El Proyecto reglamenta la compraventa mercantil de acuerdo con los principios excepcionales que establece la jurisprudencia y el derecho comercial de las naciones más cultas. Ni era posible someter este contrato constitutivo del comercio a las prescripciones del Código Civil, porque prescindiendo de que ellas se refieren principalmente a la venta de bienes inmuebles, hay profundas diferencias entre la compraventa civil y la mercantil, que las hacen inaplicables en materia comercial.
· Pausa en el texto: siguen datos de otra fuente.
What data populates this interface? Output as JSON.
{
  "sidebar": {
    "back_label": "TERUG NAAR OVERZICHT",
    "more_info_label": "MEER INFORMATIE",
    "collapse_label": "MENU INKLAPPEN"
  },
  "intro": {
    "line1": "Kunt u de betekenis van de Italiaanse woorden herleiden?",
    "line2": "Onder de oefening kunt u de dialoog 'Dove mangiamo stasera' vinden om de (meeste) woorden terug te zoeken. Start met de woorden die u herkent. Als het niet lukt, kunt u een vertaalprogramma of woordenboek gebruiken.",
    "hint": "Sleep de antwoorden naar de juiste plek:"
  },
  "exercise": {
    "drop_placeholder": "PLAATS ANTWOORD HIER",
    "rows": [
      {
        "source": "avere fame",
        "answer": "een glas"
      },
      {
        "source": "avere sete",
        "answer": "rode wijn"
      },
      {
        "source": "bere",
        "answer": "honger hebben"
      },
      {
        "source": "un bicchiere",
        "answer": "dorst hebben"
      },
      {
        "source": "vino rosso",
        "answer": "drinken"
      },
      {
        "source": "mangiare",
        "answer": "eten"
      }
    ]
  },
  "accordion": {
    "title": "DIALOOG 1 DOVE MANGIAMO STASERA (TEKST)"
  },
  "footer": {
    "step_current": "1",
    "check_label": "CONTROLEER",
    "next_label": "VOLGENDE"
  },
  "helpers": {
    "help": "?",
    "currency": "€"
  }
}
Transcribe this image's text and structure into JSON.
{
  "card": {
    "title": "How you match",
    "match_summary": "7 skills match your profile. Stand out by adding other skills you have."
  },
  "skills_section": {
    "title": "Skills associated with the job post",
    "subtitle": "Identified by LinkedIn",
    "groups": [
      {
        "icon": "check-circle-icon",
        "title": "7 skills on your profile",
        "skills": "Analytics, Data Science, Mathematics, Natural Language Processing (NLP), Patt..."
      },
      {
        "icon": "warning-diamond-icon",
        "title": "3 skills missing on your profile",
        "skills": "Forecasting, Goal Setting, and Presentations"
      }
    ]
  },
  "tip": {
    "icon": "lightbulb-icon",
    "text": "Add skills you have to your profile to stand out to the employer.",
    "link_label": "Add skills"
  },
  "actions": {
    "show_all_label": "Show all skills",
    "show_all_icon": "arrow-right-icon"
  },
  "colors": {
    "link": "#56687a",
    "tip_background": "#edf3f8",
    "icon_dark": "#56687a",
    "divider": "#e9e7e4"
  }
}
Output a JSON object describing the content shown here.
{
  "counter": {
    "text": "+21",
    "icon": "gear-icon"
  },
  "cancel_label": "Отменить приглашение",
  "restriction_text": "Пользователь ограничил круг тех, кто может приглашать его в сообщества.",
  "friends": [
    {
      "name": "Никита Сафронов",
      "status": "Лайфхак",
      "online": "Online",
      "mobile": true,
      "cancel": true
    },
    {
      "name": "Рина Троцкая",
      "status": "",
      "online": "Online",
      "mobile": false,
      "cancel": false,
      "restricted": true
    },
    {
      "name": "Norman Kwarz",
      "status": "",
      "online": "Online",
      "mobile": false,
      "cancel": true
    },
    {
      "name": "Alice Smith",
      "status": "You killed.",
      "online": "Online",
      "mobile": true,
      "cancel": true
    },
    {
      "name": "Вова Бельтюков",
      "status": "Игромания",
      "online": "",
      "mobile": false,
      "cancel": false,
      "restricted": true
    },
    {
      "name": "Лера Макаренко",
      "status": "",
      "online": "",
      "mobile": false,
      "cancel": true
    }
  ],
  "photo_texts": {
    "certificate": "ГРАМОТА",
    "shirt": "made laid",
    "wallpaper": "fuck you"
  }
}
El objeto inmediato y directo de la compraventa civil, aunque verse sobre cosas muebles, es el uso o consumo privativo del adquirente; el de la compraventa mercantil es la consecución de una ganancia, mediante la reventa o el alquiler del mero uso de la cosa comprada. La primera es ordinariamente pura; la segunda es condicional, puesto que bajo algún respecto lleva una condición tácita, suspensiva o resolutoria, salvo que el contrato se celebre entre presentes y sobre una cosa también presente que se entrega en el acto; y difiriendo ambas ventas en sus fines y calidades, era de todo punto indispensable que el Proyecto adoptara reglas peculiares a la compraventa mercantil, para facilitar las transacciones, asegurar sus efectos contra los cálculos del fraude, y promover por estos medios la rápida circulación de la mercadería.

Al tratar de la cesión de créditos mercantiles, el Proyecto no se limita a indicar el modo de transferir los documentos de créditos y los efectos públicos, sino que se avanza a suplir el silencio del Código acerca de dos puntos de no pequeña importancia en esta materia, de un uso tan frecuente como necesario a la rapidez de las transacciones. El ordena que la notificación de la cesión de créditos no endosables se haga por un ministro de fe pública; señala un plazo para que el deudor oponga las excepciones latentes; declara que las resultantes del título cedido pueden ser opuestas al cesionario en la misma forma que pueden serlo al cedente; y seguramente que tan oportunas disposiciones cortarán la reaparición de las cuestiones a que ha dado lugar la falta de reglas claras y directas acerca de los puntos enunciados.

En el capítulo "de las comisiones entre mercaderes" nuestra Ordenanza consigna algunas disposiciones referentes al transporte por tierra, y aun en el Código Civil se ocupa de él en el párrafo 10 del título del arrendamiento. Con todo, siendo notoriamente insuficientes las prescripciones que los dichos códigos contienen para el régimen de esta industria, atendido el sorprendente desarrollo que ha tenido en los últimos años, se ha creído conveniente darles todo el desenvolvimiento y ensanche que exigen las nacientes necesidades del comercio.

El Título V del Libro II, que trata del transporte por tierra, lagos, canales y ríos navegables, ha sido redactado bajo la influencia de aquella idea; y para realizarla en toda su extensión, el Proyecto define el transporte; establece reglas comunes a las empresas particulares o públicas de conducción; enumera las cosas que debe expresar la carta de porte; detalla los derechos, obligaciones y responsabilidades del porteador, cargador y consignatario; y, en una palabra, prevé y resuelve los casos que con frecuencia ponen en conflicto los intereses de los contratantes.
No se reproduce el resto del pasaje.